Prebuilt YOLO model (sources: darkflow and YOLO) is being customized to localize happy dogs in the given image. The best model from hdc_v2 was successfully integrated to the customized YOLO detection model to localize/classify HappyDogs from the given images/videos.
Video source: here
- Problem with the HDD_v1: The YOLO detector feeds a dog bounding box to the HDC_v2 whether or not a dog is facing forward.
- A new detector model will be trained based on a custom dataset to localize classifiable dogs from non-classifiable ones to improve the accuracy of the integrated HDC_v2.
- Currently, under the labelling process; two classes: 'classifiable dog (dd)' and 'non-classifiable dogs' (d)

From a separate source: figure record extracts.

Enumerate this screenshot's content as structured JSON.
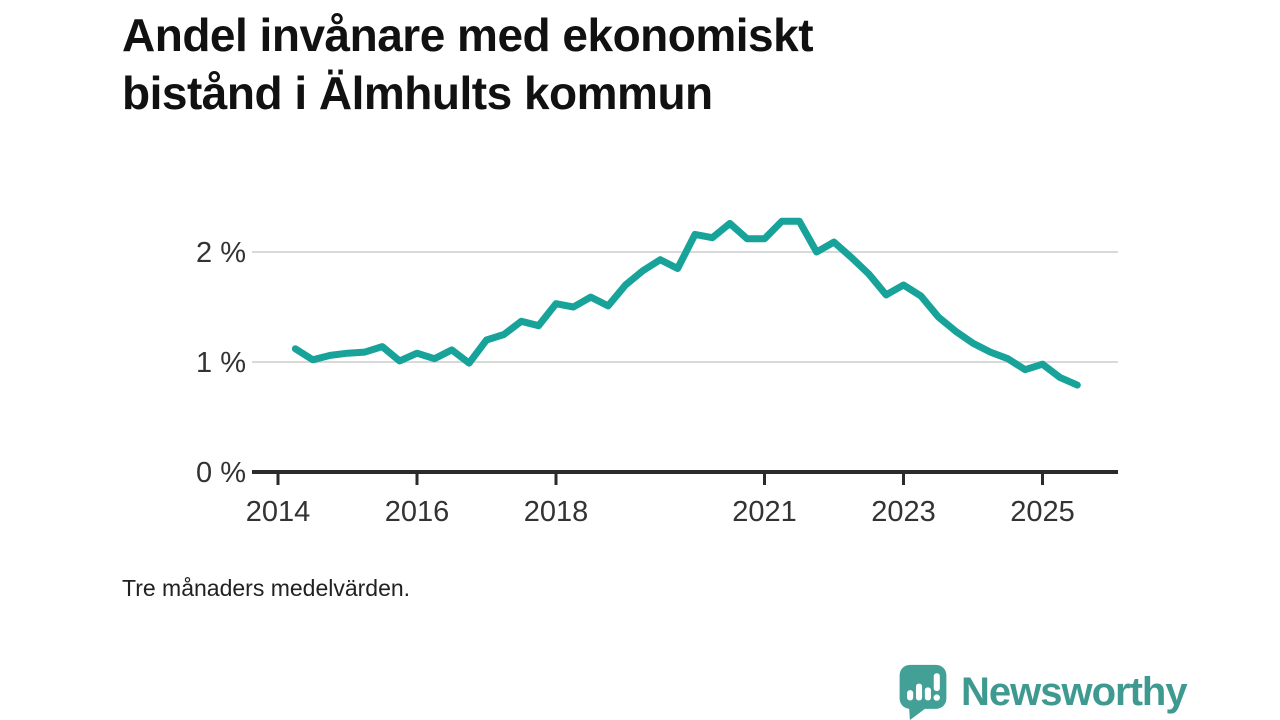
{
  "title": {
    "lines": [
      "Andel invånare med ekonomiskt",
      "bistånd i Älmhults kommun"
    ]
  },
  "footnote": "Tre månaders medelvärden.",
  "branding": {
    "name": "Newsworthy",
    "icon": "bar-chart-speech-bubble-icon",
    "color": "#3E9A90"
  },
  "chart_data": {
    "type": "line",
    "title": "Andel invånare med ekonomiskt bistånd i Älmhults kommun",
    "note": "Tre månaders medelvärden.",
    "xlabel": "",
    "ylabel": "",
    "x_start": 2014.25,
    "x_step": 0.25,
    "values": [
      1.12,
      1.02,
      1.06,
      1.08,
      1.09,
      1.14,
      1.01,
      1.08,
      1.03,
      1.11,
      0.99,
      1.2,
      1.25,
      1.37,
      1.33,
      1.53,
      1.5,
      1.59,
      1.51,
      1.7,
      1.83,
      1.93,
      1.85,
      2.16,
      2.13,
      2.26,
      2.12,
      2.12,
      2.28,
      2.28,
      2.0,
      2.09,
      1.95,
      1.8,
      1.61,
      1.7,
      1.6,
      1.41,
      1.28,
      1.17,
      1.09,
      1.03,
      0.93,
      0.98,
      0.86,
      0.79
    ],
    "x_ticks": [
      2014,
      2016,
      2018,
      2021,
      2023,
      2025
    ],
    "y_ticks": [
      {
        "value": 0,
        "label": "0 %"
      },
      {
        "value": 1,
        "label": "1 %"
      },
      {
        "value": 2,
        "label": "2 %"
      }
    ],
    "xlim": [
      2014,
      2025.6
    ],
    "ylim": [
      0,
      2.4
    ],
    "grid": "horizontal",
    "legend": "none",
    "line_color": "#17A399",
    "grid_color": "#D9D9D9",
    "axis_color": "#2B2B2B",
    "tick_text_color": "#333333"
  }
}
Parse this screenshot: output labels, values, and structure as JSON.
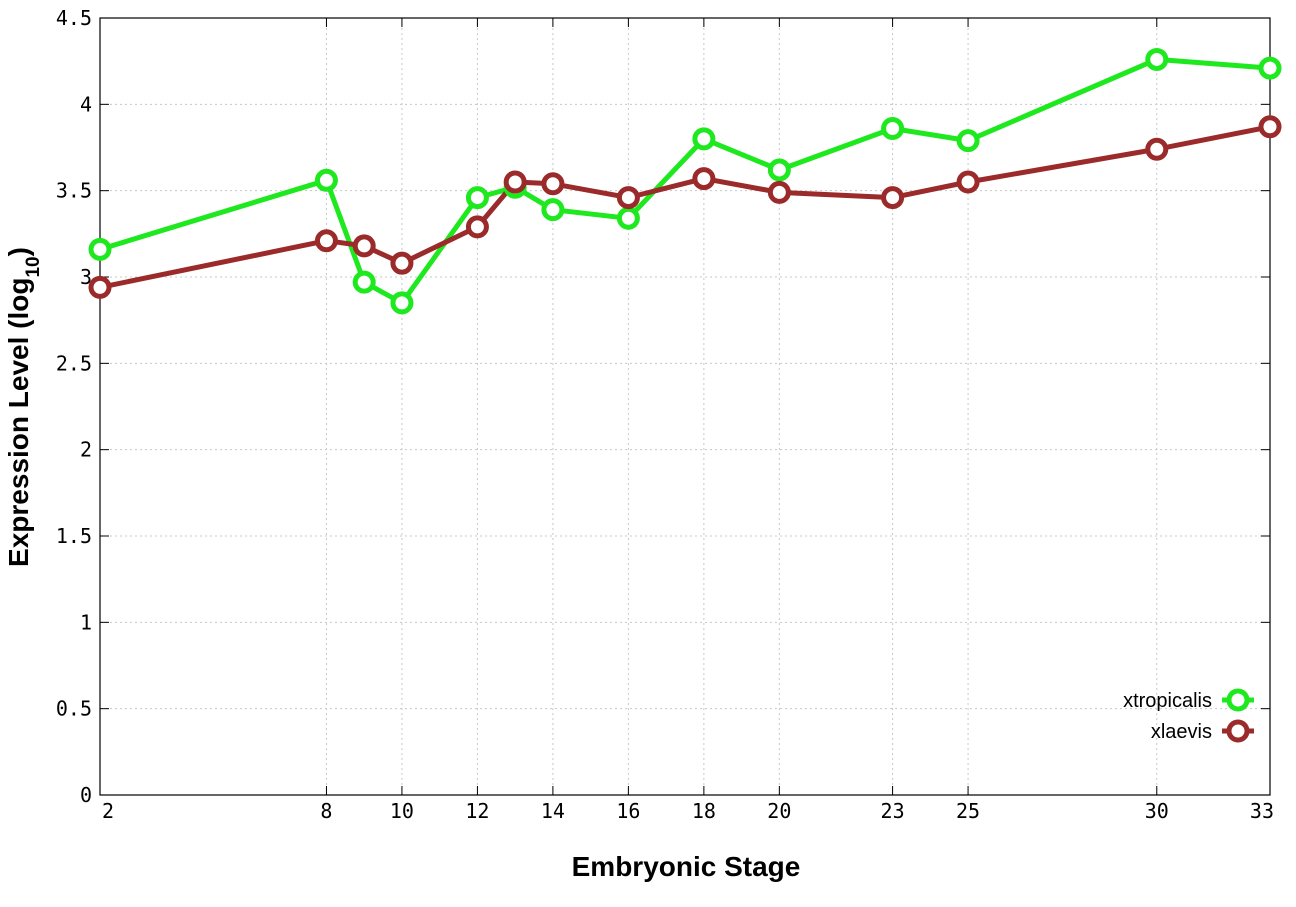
{
  "chart_data": {
    "type": "line",
    "xlabel": "Embryonic Stage",
    "ylabel_main": "Expression Level (log",
    "ylabel_sub": "10",
    "ylabel_close": ")",
    "ylim": [
      0,
      4.5
    ],
    "xlim": [
      2,
      33
    ],
    "x_ticks": [
      2,
      8,
      10,
      12,
      14,
      16,
      18,
      20,
      23,
      25,
      30,
      33
    ],
    "y_ticks": [
      "0",
      "0.5",
      "1",
      "1.5",
      "2",
      "2.5",
      "3",
      "3.5",
      "4",
      "4.5"
    ],
    "legend_position": "bottom-right",
    "grid": true,
    "series": [
      {
        "name": "xtropicalis",
        "color": "#1ee81e",
        "x": [
          2,
          8,
          9,
          10,
          12,
          13,
          14,
          16,
          18,
          20,
          23,
          25,
          30,
          33
        ],
        "values": [
          3.16,
          3.56,
          2.97,
          2.85,
          3.46,
          3.52,
          3.39,
          3.34,
          3.8,
          3.62,
          3.86,
          3.79,
          4.26,
          4.21
        ]
      },
      {
        "name": "xlaevis",
        "color": "#9b2a2a",
        "x": [
          2,
          8,
          9,
          10,
          12,
          13,
          14,
          16,
          18,
          20,
          23,
          25,
          30,
          33
        ],
        "values": [
          2.94,
          3.21,
          3.18,
          3.08,
          3.29,
          3.55,
          3.54,
          3.46,
          3.57,
          3.49,
          3.46,
          3.55,
          3.74,
          3.87
        ]
      }
    ]
  }
}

- If the accuracy of the custom YOLO detection is satisfactory, the model will be integrated with HDC_v2 into HDD_v2.
- The integrated model will be implemented to a real-time module.
Current stage of the custom YOLO detector (with 450 images and 30 epochs training)

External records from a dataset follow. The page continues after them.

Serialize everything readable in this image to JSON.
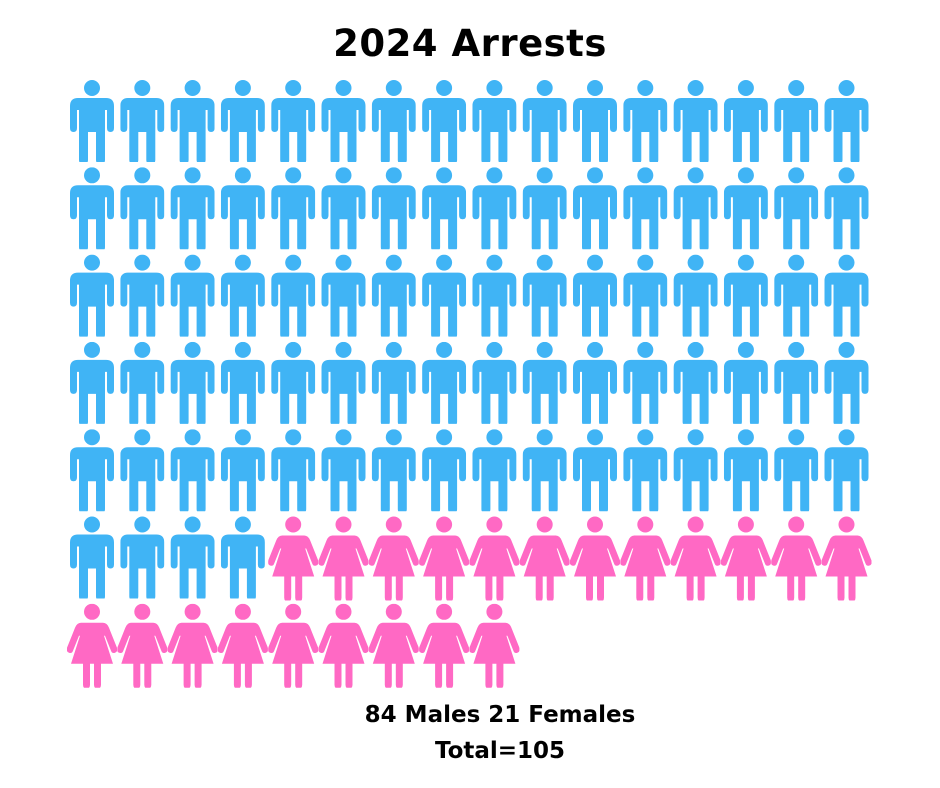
{
  "chart_data": {
    "type": "pictogram",
    "title": "2024 Arrests",
    "columns": 16,
    "series": [
      {
        "name": "Males",
        "value": 84,
        "color": "#40b4f5",
        "icon": "male-person-icon"
      },
      {
        "name": "Females",
        "value": 21,
        "color": "#ff69c4",
        "icon": "female-person-icon"
      }
    ],
    "total": 105
  },
  "caption": {
    "line1": "84 Males 21 Females",
    "line2": "Total=105"
  }
}
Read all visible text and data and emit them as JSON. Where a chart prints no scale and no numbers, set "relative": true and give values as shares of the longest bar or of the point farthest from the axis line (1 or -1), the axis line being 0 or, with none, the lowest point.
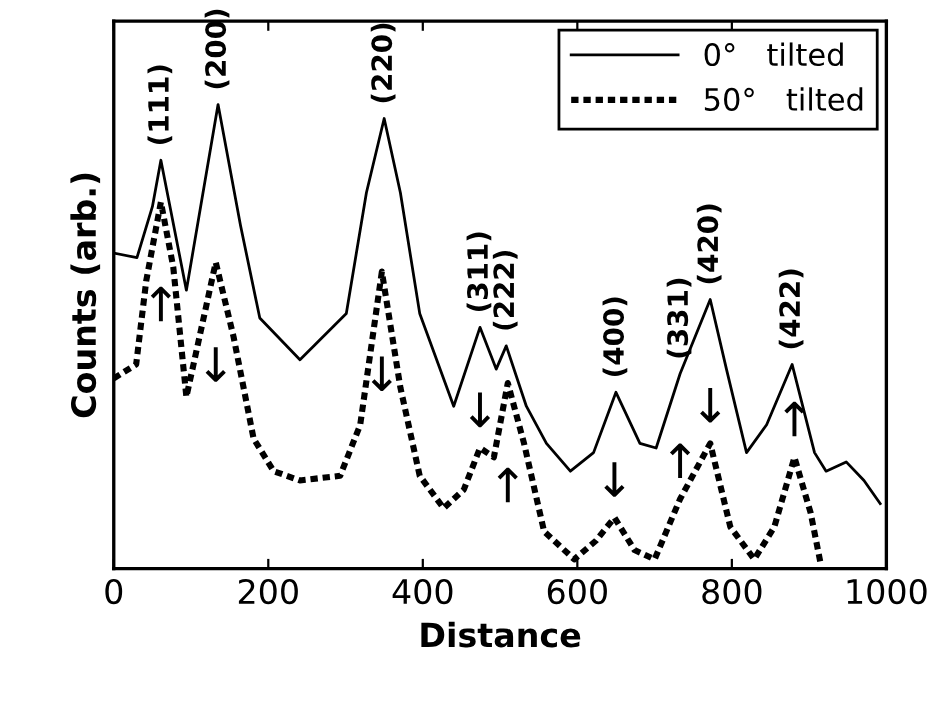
{
  "chart_data": {
    "type": "line",
    "relative": true,
    "xlabel": "Distance",
    "ylabel": "Counts (arb.)",
    "xlim": [
      0,
      1000
    ],
    "xticks": [
      0,
      200,
      400,
      600,
      800,
      1000
    ],
    "tick_labels": "x",
    "legend": "top right",
    "grid": false,
    "marker": "none",
    "series": [
      {
        "name": "0°   tilted",
        "color": "#000000",
        "line_style": "solid",
        "x": [
          0,
          30,
          50,
          61,
          94,
          135,
          164,
          189,
          241,
          301,
          327,
          350,
          371,
          396,
          440,
          474,
          495,
          508,
          534,
          560,
          591,
          621,
          650,
          681,
          702,
          733,
          772,
          793,
          819,
          845,
          878,
          907,
          922,
          948,
          971,
          992
        ],
        "values": [
          0.68,
          0.67,
          0.78,
          0.88,
          0.6,
          1.0,
          0.74,
          0.54,
          0.45,
          0.55,
          0.81,
          0.97,
          0.81,
          0.55,
          0.35,
          0.52,
          0.43,
          0.48,
          0.35,
          0.27,
          0.21,
          0.25,
          0.38,
          0.27,
          0.26,
          0.42,
          0.58,
          0.43,
          0.25,
          0.31,
          0.44,
          0.25,
          0.21,
          0.23,
          0.19,
          0.14
        ]
      },
      {
        "name": "50°   tilted",
        "color": "#000000",
        "line_style": "dotted",
        "x": [
          0,
          29,
          42,
          61,
          77,
          94,
          132,
          155,
          181,
          207,
          241,
          293,
          319,
          347,
          371,
          396,
          427,
          453,
          474,
          492,
          510,
          531,
          557,
          596,
          624,
          648,
          674,
          700,
          733,
          772,
          798,
          829,
          855,
          881,
          902,
          915
        ],
        "values": [
          0.41,
          0.44,
          0.62,
          0.79,
          0.65,
          0.37,
          0.66,
          0.5,
          0.28,
          0.21,
          0.19,
          0.2,
          0.31,
          0.64,
          0.39,
          0.2,
          0.13,
          0.17,
          0.26,
          0.24,
          0.4,
          0.27,
          0.08,
          0.02,
          0.06,
          0.11,
          0.04,
          0.02,
          0.15,
          0.27,
          0.09,
          0.02,
          0.09,
          0.24,
          0.12,
          0.01
        ]
      }
    ],
    "annotations": [
      {
        "text": "(111)",
        "x": 61,
        "y": 0.88
      },
      {
        "text": "(200)",
        "x": 135,
        "y": 1.0
      },
      {
        "text": "(220)",
        "x": 350,
        "y": 0.97
      },
      {
        "text": "(311)",
        "x": 474,
        "y": 0.52
      },
      {
        "text": "(222)",
        "x": 508,
        "y": 0.48
      },
      {
        "text": "(400)",
        "x": 650,
        "y": 0.38
      },
      {
        "text": "(331)",
        "x": 733,
        "y": 0.42
      },
      {
        "text": "(420)",
        "x": 772,
        "y": 0.58
      },
      {
        "text": "(422)",
        "x": 878,
        "y": 0.44
      },
      {
        "text": "↑",
        "x": 61,
        "y": 0.79
      },
      {
        "text": "↓",
        "x": 132,
        "y": 0.66
      },
      {
        "text": "↓",
        "x": 347,
        "y": 0.64
      },
      {
        "text": "↓",
        "x": 474,
        "y": 0.26
      },
      {
        "text": "↑",
        "x": 510,
        "y": 0.4
      },
      {
        "text": "↓",
        "x": 648,
        "y": 0.11
      },
      {
        "text": "↑",
        "x": 733,
        "y": 0.15
      },
      {
        "text": "↓",
        "x": 772,
        "y": 0.27
      },
      {
        "text": "↑",
        "x": 881,
        "y": 0.24
      }
    ]
  }
}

The model from HDC_v1 suffered from overfitting. The model has been improved by making the structure less complex and by adding more data augmentation.
Hyperparameters (especially lr and batch size) were searched for small epochs to optimize the model.
The model seems to handle overfitting issue much better compared to the previous version. It exhibits a much-improved accuracy of ~ 90% on the test set.
Some wrongly labelled test set images were visualized to track down the ~ 10% error.
The model predictions are well aligned with my intuition.
Various resnet-like custom models and Resnet50 transfer-learned model have been tested. In general, models could achieve ~ 80% accuracy on the test set when tuned properly. Its relatively low accuracy may be due to the small number of samples (~700 images for each class). The dataset was obtained from online with minimal pre-processing steps, thus contain very high variance in the image features.
The model started to overfit after ~ 30 epochs of training. The best model was chosen from there by early stopping the learning.
Somewhat agreeable results.